Given Data / Assumptions:

  • Slow sand filters: ~2–5 m^3/m^2/day (typical design band).
  • Rapid gravity filters: ~80–120 m^3/m^2/day (post-coagulation typical band).
  • We are asked for a representative multiple (order-of-magnitude comparison).


Concept / Approach:
Taking representative mid-range values (e.g., SSF ≈ 3–4 m^3/m^2/day and RGF ≈ 90–100 m^3/m^2/day) gives a ratio on the order of 20–30. A conservative standard teaching value often cited is about 20 times, which safely represents the magnitude difference for many exam contexts.


Step-by-Step Solution:

Choose SSF typical ≈ 4 m^3/m^2/day; choose RGF typical ≈ 80–100 m^3/m^2/day.Compute ratio ≈ 80/4 to 100/4 = 20–25.Select the closest standard option → 20 times.


Verification / Alternative check:
Design manuals often present RGF throughput an order of magnitude greater than SSF; the 20× figure sits well within the usual range.
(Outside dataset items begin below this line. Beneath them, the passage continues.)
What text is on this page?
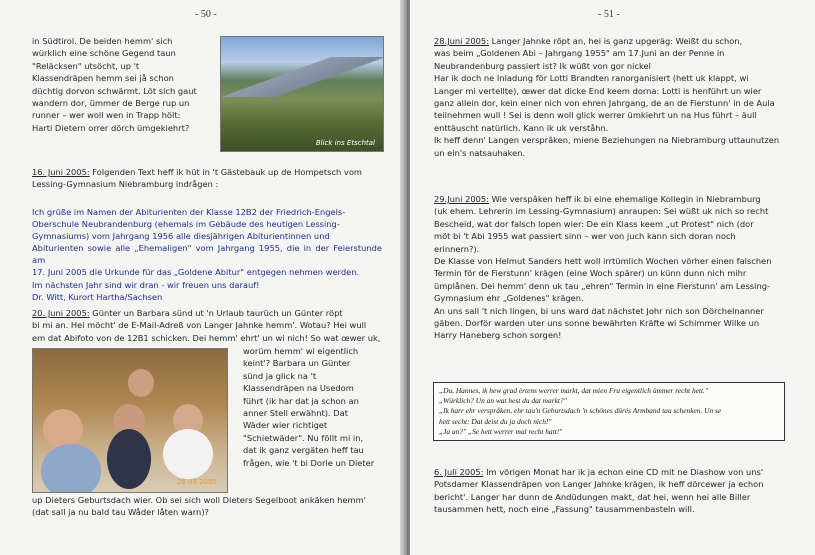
- 50 -
in Südtirol. De beiden hemm' sich
würklich eine schöne Gegend taun
"Reläcksen" utsöcht, up 't
Klassendräpen hemm sei jå schon
düchtig dorvon schwärmt. Löt sich gaut
wandern dor, ümmer de Berge rup un
runner – wer woll wen in Trapp hölt:
Harti Dietern orrer dörch ümgekiehrt?
Blick ins Etschtal
16. Juni 2005: Folgenden Text heff ik hüt in 't Gästebauk up de Hompetsch vom
Lessing-Gymnasium Niebramburg indrågen :
Ich grüße im Namen der Abiturienten der Klasse 12B2 der Friedrich-Engels-
Oberschule Neubrandenburg (ehemals im Gebäude des heutigen Lessing-
Gymnasiums) vom Jahrgang 1956 alle diesjährigen Abiturientinnen und
Abiturienten sowie alle „Ehemaligen" vom Jahrgang 1955, die in der Feierstunde am
17. Juni 2005 die Urkunde für das „Goldene Abitur" entgegen nehmen werden.
Im nächsten Jahr sind wir dran - wir freuen uns darauf!
Dr. Witt, Kurort Hartha/Sachsen
20. Juni 2005: Günter un Barbara sünd ut 'n Urlaub taurüch un Günter röpt
bi mi an. Hei möcht' de E-Mail-Adreß von Langer Jahnke hemm'. Wotau? Hei wull
em dat Abifoto von de 12B1 schicken. Dei hemm' ehrt' un wi nich! So wat œwer uk,
26 09 2005
worüm hemm' wi eigentlich
keint'? Barbara un Günter
sünd ja glick na 't
Klassendräpen na Usedom
führt (ik har dat ja schon an
anner Stell erwähnt). Dat
Wäder wier richtiget
"Schietwäder". Nu föllt mi in,
dat ik ganz vergäten heff tau
frågen, wie 't bi Dorle un Dieter
up Dieters Geburtsdach wier. Ob sei sich woll Dieters Segelboot ankäken hemm'
(dat sall ja nu bald tau Wåder låten warn)?
- 51 -
28.Juni 2005: Langer Jahnke röpt an, hei is ganz upgeräg: Weißt du schon,
was beim „Goldenen Abi – Jahrgang 1955" am 17.Juni an der Penne in
Neubrandenburg passiert ist? Ik wüßt von gor nickel
Har ik doch ne Inladung för Lotti Brandten ranorganisiert (hett uk klappt, wi
Langer mi vertellte), œwer dat dicke End keem dorna: Lotti is henführt un wier
ganz allein dor, kein einer nich von ehren Jahrgang, de an de Fierstunn' in de Aula
teilnehmen wull ! Sei is denn woll glick werrer ümkiehrt un na Hus führt – äull
enttäuscht natürlich. Kann ik uk verståhn.
Ik heff denn' Langen versprâken, miene Beziehungen na Niebramburg uttaunutzen
un ein's natsauhaken.
29.Juni 2005: Wie verspâken heff ik bi eine ehemalige Kollegin in Niebramburg
(uk ehem. Lehrerin im Lessing-Gymnasium) anraupen: Sei wüßt uk nich so recht
Bescheid, wat dor falsch lopen wier: De ein Klass keem „ut Protest" nich (dor
möt bi 't Abi 1955 wat passiert sinn – wer von juch kann sich doran noch
erinnern?).
De Klasse von Helmut Sanders hett woll irrtümlich Wochen vörher einen falschen
Termin för de Fierstunn' krägen (eine Woch spärer) un künn dunn nich mihr
ümplånen. Dei hemm' denn uk tau „ehren" Termin in eine Fierstunn' am Lessing-
Gymnasium ehr „Goldenes" krägen.
An uns sall 't nich lingen, bi uns ward dat nächstet Johr nich son Dörchelnanner
gäben. Dorför warden uter uns sonne bewährten Kräfte wi Schimmer Wilke un
Harry Haneberg schon sorgen!
„Du, Hannes, ik hew grad èrtens werrer markt, dat mien Fru eigentlich ümmer recht hett."
„Würklich? Un an wat hest du dat markt?"
„Ik harr ehr verspråken, ehr tau'n Geburtsdach 'n schönes dürés Armband tau schenken. Un se
hett secht: Dat deist du ja doch nich!"
„Ja un?" „Se hett werrer mal recht hatt!"
6. Juli 2005: Im vörigen Monat har ik ja echon eine CD mit ne Diashow von uns'
Potsdamer Klassendräpen von Langer Jahnke krägen, ik heff dörcewer ja echon
bericht'. Langer har dunn de Andüdungen makt, dat hei, wenn hei alle Biller
tausammen hett, noch eine „Fassung" tausammenbasteln will.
Why Other Options Are Wrong:

  • 10× or 15×: Understate the typical difference.
  • 30× or 35×: Possible for some plants, but higher than a standard benchmark used in teaching questions.


Common Pitfalls:

  • Comparing instantaneous backwash/production cycles rather than net filtration rate.
  • Ignoring pretreatment needs that enable RGF's higher rates.